BBC story clarifies that Wallace was not aware of leak of 55 names when he announced disciplining of an official for the leak of 250+ names. However, it is not clear in what order those breaches occurred. It could still be the same chump responsible for both. Investigation of 250+ leak may have led to second discovery.

ARAP covers a problem that did not exist two months ago so was probably thrown together using whatever and whoever was available.

Am still not impressed by any mail system that accepts a very large number of recipients for a single message, regardless of address mode.

Thatcher-era ICL mainframe fingered for failure to pay out over £1bn in UK pensions


Pennywise and pound-simple

Makes you wonder if the "small group of specialists" was being progressively diverted to tackle a rising number of fraud cases, leading to a backlog of queries. They couldn't recruit more? Now the department owes GBP 1B, with an additional 15k cases reckoned untraceable and data on the deceased deleted after 4 years due to convenient data protection.

The oldest cases go back to 1985, so it sounds as if the problem really is procedural rather than due to a coding error. I suppose there is some excellent reason why on retirement the NICS record of a taxpayer could not just be copied over to the DWP in a "thats-all-folks" file. Give it the data and a VME box will happily chomp through a lot of complex rules, batch or interactive.

Microsoft Exchange Autodiscover protocol found leaking hundreds of thousands of credentials


The obvious

So how about a list of relevant Autodiscover domains that don't belong to Guardicore, and some idea of who owns them?

This is one exploit that should be relatively easy to trace. At the very least it might shine some light on the practices of the domain registration industry.

Intuit branches out into email marketing by splashing $12bn on Mailchimp acquisition


Re: Yes, that's exactly what I need

Then drop the ranges indicated by https://mxtoolbox.com/SuperTool.aspx?action=mx%3amcsv.net&run=toolpage and remember that they will include all of the Mandrill space which is notionally transactional. In practice RSG's toleration for bulk from those blocks has varied over the years. Any commentards managing mailservers for others would be better advised to conditionally deliver (i.e. place in junk) with a prior policy announcement to recipients.

For those suggesting / requesting free services, my experience is that any sort of entry level / taster service will be abused.
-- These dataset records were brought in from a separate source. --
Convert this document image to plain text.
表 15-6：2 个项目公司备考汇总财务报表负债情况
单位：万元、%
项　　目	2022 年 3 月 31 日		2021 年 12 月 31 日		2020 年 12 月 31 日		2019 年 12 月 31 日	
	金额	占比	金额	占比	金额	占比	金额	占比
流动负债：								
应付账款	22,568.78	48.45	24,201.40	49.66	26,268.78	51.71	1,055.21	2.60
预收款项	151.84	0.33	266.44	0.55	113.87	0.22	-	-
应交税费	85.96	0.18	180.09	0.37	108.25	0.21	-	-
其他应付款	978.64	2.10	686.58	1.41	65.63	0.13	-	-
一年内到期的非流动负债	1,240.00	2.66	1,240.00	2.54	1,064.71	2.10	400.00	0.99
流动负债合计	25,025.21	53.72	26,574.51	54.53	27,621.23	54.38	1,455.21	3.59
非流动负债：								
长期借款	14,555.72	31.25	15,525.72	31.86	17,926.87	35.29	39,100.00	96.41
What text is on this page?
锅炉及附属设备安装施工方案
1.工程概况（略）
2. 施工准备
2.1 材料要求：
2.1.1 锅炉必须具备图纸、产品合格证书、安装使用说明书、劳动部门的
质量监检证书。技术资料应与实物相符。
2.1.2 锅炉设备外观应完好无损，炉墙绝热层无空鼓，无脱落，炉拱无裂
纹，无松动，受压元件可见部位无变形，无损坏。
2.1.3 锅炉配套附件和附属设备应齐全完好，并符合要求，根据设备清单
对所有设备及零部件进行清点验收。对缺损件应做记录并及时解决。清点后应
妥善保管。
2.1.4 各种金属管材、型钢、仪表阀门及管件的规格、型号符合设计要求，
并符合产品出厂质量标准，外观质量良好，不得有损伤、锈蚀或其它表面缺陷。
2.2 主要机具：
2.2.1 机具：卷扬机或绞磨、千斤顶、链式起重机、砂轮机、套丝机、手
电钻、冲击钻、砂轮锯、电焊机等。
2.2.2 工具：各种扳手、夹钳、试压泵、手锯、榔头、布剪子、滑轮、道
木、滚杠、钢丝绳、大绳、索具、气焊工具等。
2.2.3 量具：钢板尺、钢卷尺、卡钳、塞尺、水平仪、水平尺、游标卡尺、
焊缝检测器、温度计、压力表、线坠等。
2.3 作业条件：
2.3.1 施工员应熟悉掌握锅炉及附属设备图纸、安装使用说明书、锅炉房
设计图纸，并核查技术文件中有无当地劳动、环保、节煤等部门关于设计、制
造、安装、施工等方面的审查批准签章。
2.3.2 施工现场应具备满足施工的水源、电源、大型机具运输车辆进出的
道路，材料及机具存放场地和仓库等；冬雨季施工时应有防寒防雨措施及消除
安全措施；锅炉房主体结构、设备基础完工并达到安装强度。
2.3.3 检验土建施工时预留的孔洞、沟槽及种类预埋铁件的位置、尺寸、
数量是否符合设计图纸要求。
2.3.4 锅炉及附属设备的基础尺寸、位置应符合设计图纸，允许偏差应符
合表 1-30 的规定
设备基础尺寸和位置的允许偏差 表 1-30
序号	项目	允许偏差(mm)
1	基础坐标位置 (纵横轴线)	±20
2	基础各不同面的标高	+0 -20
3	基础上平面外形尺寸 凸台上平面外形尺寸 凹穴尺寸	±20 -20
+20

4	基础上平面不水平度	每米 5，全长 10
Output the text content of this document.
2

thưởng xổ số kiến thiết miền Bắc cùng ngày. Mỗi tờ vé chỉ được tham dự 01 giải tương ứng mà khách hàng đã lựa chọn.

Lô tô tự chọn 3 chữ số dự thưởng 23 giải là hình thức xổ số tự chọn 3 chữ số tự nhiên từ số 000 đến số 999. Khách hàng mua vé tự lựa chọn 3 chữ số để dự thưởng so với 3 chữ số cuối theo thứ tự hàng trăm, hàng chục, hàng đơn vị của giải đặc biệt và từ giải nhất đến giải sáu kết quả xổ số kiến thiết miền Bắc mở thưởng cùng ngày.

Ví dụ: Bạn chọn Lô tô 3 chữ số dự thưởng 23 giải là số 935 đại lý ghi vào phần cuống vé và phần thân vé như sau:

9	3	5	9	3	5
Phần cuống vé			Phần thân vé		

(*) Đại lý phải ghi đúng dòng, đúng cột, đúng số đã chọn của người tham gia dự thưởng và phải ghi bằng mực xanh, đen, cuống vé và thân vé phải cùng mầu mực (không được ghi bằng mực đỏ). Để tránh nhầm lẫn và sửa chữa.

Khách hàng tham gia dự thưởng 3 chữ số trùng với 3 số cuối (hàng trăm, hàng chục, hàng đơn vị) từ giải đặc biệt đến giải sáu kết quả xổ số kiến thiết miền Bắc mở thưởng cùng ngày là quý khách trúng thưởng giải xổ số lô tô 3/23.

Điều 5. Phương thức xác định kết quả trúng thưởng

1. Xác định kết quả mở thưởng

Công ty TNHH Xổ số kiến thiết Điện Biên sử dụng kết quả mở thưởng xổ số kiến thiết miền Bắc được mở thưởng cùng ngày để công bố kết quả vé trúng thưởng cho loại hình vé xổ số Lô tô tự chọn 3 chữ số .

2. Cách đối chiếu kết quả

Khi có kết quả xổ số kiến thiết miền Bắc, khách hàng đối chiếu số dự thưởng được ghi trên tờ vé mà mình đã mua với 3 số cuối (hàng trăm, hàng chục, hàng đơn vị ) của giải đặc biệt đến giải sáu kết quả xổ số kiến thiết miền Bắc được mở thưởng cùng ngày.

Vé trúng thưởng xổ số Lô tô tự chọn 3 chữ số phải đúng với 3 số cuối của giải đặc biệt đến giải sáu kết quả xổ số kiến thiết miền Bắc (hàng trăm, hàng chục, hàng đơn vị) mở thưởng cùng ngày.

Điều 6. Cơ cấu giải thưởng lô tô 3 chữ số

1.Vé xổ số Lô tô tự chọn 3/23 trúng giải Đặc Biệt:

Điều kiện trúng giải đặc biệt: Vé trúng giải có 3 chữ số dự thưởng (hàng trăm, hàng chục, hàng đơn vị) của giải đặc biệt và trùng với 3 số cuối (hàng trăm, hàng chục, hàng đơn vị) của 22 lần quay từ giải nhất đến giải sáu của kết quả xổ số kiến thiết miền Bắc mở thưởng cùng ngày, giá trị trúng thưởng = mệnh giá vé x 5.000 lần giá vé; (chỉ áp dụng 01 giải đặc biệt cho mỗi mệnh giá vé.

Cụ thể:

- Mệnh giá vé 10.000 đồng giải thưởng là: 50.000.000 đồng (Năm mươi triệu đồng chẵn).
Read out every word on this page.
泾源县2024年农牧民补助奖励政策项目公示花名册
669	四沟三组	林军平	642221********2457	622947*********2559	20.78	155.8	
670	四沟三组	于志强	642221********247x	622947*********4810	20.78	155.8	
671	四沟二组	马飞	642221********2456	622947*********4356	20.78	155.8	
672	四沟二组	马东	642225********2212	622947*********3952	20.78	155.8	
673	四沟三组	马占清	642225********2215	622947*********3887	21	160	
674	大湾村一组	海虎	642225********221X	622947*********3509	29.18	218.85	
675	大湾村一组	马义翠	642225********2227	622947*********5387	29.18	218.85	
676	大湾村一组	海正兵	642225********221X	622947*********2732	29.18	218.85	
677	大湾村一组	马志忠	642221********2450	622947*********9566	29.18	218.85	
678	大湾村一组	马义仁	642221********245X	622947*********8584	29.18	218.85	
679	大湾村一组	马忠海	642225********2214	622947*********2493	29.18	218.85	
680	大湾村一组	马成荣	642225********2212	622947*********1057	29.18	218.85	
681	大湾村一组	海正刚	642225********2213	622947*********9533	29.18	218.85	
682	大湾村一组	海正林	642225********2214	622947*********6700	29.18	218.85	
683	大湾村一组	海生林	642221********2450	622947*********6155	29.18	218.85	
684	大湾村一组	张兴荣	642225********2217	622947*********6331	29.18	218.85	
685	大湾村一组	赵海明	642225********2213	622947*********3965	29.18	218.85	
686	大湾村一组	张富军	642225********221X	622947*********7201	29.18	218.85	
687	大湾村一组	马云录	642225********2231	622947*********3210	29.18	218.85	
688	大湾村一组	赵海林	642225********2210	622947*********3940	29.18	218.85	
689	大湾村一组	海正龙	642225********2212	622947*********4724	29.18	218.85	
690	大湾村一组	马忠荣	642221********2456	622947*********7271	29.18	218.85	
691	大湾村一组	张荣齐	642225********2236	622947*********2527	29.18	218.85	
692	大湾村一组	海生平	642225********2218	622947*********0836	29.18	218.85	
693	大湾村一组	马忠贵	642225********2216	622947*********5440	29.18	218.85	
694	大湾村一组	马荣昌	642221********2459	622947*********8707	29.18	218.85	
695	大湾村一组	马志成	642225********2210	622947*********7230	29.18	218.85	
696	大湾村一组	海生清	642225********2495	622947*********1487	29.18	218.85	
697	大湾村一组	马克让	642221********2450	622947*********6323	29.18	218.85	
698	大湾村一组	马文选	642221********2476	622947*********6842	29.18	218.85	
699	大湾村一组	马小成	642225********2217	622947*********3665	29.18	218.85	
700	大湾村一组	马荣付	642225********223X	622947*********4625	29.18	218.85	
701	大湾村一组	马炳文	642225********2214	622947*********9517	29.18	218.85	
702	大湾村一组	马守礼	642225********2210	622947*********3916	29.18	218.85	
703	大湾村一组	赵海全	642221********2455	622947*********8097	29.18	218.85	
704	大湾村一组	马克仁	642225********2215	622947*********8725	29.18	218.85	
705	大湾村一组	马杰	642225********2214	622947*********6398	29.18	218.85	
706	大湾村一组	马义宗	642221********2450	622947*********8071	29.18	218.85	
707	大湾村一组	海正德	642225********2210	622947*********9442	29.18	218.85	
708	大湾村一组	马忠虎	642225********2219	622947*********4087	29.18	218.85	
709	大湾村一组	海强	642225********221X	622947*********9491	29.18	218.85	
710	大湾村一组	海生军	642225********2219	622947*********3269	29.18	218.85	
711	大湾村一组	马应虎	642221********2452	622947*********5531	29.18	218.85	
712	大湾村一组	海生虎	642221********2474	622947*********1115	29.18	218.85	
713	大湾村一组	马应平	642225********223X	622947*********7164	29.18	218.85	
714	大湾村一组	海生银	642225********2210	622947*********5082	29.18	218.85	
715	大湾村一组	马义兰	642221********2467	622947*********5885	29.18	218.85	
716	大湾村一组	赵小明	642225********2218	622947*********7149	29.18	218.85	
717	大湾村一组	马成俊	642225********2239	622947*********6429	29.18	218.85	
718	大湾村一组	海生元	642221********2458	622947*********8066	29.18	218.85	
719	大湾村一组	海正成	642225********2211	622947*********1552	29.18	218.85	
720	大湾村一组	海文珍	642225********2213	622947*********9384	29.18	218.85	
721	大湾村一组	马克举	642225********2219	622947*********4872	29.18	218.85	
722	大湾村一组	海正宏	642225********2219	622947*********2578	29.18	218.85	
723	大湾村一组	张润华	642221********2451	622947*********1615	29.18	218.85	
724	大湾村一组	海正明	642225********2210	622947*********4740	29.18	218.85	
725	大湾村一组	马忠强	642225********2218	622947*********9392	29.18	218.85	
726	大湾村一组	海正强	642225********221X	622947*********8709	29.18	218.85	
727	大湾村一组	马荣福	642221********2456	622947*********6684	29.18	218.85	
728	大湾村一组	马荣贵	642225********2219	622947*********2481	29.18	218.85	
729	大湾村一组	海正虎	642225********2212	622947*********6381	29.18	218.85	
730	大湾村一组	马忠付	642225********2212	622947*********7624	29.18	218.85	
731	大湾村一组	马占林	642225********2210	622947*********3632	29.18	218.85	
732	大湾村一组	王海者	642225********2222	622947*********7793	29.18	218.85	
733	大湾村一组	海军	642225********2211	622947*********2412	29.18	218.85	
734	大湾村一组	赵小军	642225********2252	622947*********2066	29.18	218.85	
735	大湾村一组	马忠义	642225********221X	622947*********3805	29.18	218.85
In other news, Scurvy Monkey are renaming themselves. The damage to simian-themed poo-slinging brands appears to be irreparable. Did I just muddle that last sentence?

Council culture: Software test leads to absurd local planning SNAFU


Re: this process could cost the council £8,000 in taxpayer funds.

So the council received legal advice that a legal advisor would need to charge £8k of legal fees to reverse the inadvertent publication of test data. Unless the maligned system automatically poked records into other systems, I suspect that the council received advice from a local outside body.